Лишь только динамики замолкли, Митрохин подошел к двери, ведущей на первый этаж подземелья. Открыв ее, начал подниматься по тускло освещенной винтовой лестнице и скоро уперся поднятой рукой в щит, собранный из довольно плотно пригнанных друг к другу досок-пятидесяток. Уперся и сразу скис – из щелей между досками высачивались капельки цементной пульпы...
Внимательно осмотрев перекрытие, Митрохин понял, что возможность быстро отрезать второй этаж подземелья от первого была изначально заложена в конструкцию лестничной площадки.
Отряхнув руки, он спустился вниз и подошел к Бельмондо, сидящему в кресле дежурного, и со смущенной улыбкой сказал:
– Все, сливай воду, красавчик...
Затем вздохнул, покраснел чуточку и, застенчиво пряча глаза, попросил подрагивающим голосом:
– Бабу-то дашь одну? С жизнью проститься?
– А что, нет выхода? – забеспокоился Борис.
– Нет. Бетоном перекрыли... Сантиметров сорок толщина... Как насчет бабы-то?
– А другого выхода нет? Или отверстий каких вентиляционных? Люков?
– Нет. Слышал же, он сам говорил. Дашь женщину?
– А может, подолбить где-нибудь?
– Ну-ну! Я буду бетон долбить, а ты...
– Понимаешь, капитан, я так с ними сроднился! Они мне, ну, прямо как жены.
– Ну ладно, – вздохнул Митрохин. – Давай, что ли, шампанского попьем? Где оно?
– Погоди, напиться мы всегда успеем... Давай сначала соберем всех. Может, кто-нибудь что-нибудь и подскажет. Да, кстати, как ты себя в качестве новоиспеченного фашиста чувствуешь?
– Да ничего вроде... А что?
– Ты смотри у меня! И держись, если при виде еврея или коммуниста найдет на тебя что-нибудь некультурно-варварское! Ты же мент с большой буквы!
– Да меня на них не очень-то и тянет. Может, не действует еще "Бухенвальд". Или обстановка не та.
Через десять минут все население замурованного подземелья собралось в центральной комнате.
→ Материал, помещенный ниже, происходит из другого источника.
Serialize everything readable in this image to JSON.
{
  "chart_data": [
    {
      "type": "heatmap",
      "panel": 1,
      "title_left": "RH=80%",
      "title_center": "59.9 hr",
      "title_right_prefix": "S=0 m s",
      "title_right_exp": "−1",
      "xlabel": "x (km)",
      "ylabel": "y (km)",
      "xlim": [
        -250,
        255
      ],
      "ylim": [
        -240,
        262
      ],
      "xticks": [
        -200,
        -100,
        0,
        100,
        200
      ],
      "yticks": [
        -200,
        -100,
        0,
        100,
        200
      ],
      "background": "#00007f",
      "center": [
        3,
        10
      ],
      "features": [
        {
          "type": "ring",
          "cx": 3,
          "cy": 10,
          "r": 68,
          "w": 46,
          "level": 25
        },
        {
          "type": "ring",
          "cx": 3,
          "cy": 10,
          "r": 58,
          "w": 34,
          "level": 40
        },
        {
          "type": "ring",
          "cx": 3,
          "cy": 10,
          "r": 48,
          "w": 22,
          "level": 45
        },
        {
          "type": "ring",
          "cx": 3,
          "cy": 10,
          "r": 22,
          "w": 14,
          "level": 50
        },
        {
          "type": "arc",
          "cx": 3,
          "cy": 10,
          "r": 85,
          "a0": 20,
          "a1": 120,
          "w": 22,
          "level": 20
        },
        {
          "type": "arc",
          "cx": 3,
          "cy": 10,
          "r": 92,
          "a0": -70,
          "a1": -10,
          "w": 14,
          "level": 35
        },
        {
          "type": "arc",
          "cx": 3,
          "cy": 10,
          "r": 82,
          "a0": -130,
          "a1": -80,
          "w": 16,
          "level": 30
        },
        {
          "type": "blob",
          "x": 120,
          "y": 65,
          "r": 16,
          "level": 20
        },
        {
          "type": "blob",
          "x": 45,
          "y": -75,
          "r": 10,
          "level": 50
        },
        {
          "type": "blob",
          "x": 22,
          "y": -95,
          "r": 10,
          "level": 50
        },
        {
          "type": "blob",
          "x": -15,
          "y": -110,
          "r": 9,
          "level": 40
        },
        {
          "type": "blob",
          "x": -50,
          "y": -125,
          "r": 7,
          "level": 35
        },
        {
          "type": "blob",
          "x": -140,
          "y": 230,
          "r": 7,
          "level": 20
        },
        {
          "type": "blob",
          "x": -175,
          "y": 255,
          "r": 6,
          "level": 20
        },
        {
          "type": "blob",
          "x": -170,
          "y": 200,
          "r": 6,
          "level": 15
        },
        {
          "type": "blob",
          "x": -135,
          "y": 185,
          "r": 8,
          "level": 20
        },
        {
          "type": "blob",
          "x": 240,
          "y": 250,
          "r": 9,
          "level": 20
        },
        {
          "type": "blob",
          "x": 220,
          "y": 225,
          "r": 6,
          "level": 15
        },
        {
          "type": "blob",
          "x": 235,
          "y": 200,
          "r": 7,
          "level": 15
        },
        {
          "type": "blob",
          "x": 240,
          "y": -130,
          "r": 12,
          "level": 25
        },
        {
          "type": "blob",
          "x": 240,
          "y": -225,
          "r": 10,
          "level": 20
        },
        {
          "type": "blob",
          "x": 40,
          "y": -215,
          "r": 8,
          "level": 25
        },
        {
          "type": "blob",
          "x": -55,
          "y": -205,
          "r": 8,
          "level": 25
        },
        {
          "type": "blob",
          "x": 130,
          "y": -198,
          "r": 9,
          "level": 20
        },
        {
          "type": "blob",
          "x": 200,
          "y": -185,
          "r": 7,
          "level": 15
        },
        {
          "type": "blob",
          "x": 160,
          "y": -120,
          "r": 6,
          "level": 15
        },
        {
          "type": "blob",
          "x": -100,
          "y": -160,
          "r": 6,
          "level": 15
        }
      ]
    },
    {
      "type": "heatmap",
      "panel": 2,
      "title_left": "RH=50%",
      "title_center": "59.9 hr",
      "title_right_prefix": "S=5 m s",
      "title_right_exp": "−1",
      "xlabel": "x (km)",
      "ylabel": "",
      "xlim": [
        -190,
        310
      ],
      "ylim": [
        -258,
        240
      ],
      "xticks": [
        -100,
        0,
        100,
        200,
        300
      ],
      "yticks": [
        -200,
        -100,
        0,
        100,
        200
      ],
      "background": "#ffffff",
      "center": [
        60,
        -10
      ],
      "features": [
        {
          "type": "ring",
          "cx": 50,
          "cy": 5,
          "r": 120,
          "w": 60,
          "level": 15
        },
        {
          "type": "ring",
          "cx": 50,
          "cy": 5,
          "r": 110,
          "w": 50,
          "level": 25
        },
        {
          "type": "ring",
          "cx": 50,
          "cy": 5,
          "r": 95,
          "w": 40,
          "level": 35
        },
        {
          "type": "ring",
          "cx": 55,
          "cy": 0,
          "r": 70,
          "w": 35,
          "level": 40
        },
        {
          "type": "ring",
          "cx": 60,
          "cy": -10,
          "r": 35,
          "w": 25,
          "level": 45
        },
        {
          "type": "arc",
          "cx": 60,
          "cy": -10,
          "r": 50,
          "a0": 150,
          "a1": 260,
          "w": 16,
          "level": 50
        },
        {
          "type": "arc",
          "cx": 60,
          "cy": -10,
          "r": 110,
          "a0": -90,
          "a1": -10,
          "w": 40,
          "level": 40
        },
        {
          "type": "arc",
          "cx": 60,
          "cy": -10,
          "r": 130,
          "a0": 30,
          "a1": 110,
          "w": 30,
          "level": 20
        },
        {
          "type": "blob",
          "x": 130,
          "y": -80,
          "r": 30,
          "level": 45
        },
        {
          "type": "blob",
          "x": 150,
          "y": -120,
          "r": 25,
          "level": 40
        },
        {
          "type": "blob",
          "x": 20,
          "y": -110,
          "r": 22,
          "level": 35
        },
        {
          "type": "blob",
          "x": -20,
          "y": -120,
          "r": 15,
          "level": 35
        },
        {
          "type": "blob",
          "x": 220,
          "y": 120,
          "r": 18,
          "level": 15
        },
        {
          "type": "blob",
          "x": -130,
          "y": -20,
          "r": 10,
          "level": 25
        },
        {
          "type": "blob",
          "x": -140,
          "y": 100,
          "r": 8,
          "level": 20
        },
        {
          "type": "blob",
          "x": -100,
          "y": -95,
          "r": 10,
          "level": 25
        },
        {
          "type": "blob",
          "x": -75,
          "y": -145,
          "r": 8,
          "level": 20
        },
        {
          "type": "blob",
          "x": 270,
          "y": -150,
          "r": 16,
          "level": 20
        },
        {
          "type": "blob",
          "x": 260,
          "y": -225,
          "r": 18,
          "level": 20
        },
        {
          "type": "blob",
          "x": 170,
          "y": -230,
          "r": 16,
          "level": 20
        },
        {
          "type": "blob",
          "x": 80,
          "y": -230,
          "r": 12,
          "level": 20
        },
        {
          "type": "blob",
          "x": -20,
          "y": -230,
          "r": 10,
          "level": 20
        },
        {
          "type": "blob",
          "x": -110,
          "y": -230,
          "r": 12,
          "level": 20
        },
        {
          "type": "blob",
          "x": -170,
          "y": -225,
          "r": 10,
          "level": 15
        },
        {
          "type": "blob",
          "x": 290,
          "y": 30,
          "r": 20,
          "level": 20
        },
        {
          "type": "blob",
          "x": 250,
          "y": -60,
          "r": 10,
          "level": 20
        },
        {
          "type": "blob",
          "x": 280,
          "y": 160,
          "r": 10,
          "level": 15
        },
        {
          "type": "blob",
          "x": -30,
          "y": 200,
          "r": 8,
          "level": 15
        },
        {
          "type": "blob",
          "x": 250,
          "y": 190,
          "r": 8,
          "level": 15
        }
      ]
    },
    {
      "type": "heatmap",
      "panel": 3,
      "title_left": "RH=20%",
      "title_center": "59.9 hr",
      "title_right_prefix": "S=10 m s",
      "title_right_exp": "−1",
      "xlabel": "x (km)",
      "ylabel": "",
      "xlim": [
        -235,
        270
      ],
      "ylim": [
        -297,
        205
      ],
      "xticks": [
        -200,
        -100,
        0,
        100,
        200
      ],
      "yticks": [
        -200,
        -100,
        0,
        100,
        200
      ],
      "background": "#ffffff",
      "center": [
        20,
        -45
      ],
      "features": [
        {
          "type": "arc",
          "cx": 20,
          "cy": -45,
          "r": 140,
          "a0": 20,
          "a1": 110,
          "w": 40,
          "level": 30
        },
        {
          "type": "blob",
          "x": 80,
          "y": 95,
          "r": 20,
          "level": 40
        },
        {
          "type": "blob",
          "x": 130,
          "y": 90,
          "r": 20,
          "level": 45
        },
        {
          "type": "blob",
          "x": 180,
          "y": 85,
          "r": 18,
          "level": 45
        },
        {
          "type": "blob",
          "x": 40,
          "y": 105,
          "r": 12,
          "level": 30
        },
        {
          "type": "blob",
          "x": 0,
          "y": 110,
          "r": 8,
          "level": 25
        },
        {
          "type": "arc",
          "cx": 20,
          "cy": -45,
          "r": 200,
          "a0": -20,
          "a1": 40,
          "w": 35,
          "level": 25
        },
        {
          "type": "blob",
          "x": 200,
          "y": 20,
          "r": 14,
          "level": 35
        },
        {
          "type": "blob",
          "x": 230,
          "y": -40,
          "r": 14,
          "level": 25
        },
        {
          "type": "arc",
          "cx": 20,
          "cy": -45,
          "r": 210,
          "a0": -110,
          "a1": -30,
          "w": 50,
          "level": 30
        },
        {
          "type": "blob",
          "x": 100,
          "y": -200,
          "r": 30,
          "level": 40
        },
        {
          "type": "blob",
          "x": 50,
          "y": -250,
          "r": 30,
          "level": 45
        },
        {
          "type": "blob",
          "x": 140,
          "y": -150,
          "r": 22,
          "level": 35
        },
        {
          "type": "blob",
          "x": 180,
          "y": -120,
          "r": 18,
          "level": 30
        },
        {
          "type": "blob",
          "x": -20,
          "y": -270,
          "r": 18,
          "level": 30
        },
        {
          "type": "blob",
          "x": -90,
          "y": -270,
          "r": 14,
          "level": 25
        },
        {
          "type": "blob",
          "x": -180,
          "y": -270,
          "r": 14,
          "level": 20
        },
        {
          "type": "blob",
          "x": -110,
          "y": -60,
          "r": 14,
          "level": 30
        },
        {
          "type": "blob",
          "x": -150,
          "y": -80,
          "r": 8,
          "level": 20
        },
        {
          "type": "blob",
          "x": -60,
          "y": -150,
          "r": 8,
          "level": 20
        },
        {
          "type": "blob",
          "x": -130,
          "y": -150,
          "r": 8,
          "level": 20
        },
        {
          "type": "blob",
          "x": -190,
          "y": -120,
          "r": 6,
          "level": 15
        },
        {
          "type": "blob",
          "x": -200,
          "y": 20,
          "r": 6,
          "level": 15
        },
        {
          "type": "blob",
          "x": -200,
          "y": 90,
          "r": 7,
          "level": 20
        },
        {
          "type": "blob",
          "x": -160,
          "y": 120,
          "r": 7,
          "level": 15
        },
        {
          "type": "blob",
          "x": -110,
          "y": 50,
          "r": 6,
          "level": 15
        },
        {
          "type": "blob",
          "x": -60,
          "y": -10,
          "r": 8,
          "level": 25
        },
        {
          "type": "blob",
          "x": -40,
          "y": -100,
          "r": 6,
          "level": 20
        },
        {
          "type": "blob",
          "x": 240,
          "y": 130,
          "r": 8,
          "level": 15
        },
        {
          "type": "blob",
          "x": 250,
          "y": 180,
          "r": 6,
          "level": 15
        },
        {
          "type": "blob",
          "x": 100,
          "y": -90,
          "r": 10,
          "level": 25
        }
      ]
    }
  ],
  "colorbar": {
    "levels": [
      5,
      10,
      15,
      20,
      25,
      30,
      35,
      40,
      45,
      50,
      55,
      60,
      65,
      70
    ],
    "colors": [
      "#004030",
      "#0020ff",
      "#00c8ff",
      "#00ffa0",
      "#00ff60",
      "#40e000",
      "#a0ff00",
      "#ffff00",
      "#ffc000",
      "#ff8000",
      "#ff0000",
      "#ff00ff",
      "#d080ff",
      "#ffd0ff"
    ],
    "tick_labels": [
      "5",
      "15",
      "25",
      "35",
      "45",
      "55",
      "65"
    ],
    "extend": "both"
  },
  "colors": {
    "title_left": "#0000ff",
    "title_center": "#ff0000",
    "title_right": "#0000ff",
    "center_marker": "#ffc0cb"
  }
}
Митрохин с Бельмондо хотели было выступить с обращением, но были моментально оттеснены в сторону изголодавшимися по слову коммунистами. Тех, в свою очередь, оттеснили национал-социалисты, полная и безоговорочная победа которых как-то незаметно была узурпирована жириновцами, которые сразу потребовали удалить Митрохина и Бельмондо из зала заседаний. Недоуменно покачав головой, капитан выстрелил в потолок и в наступившей тишине объявил о полном запрете на три дня всех политических партий и течений.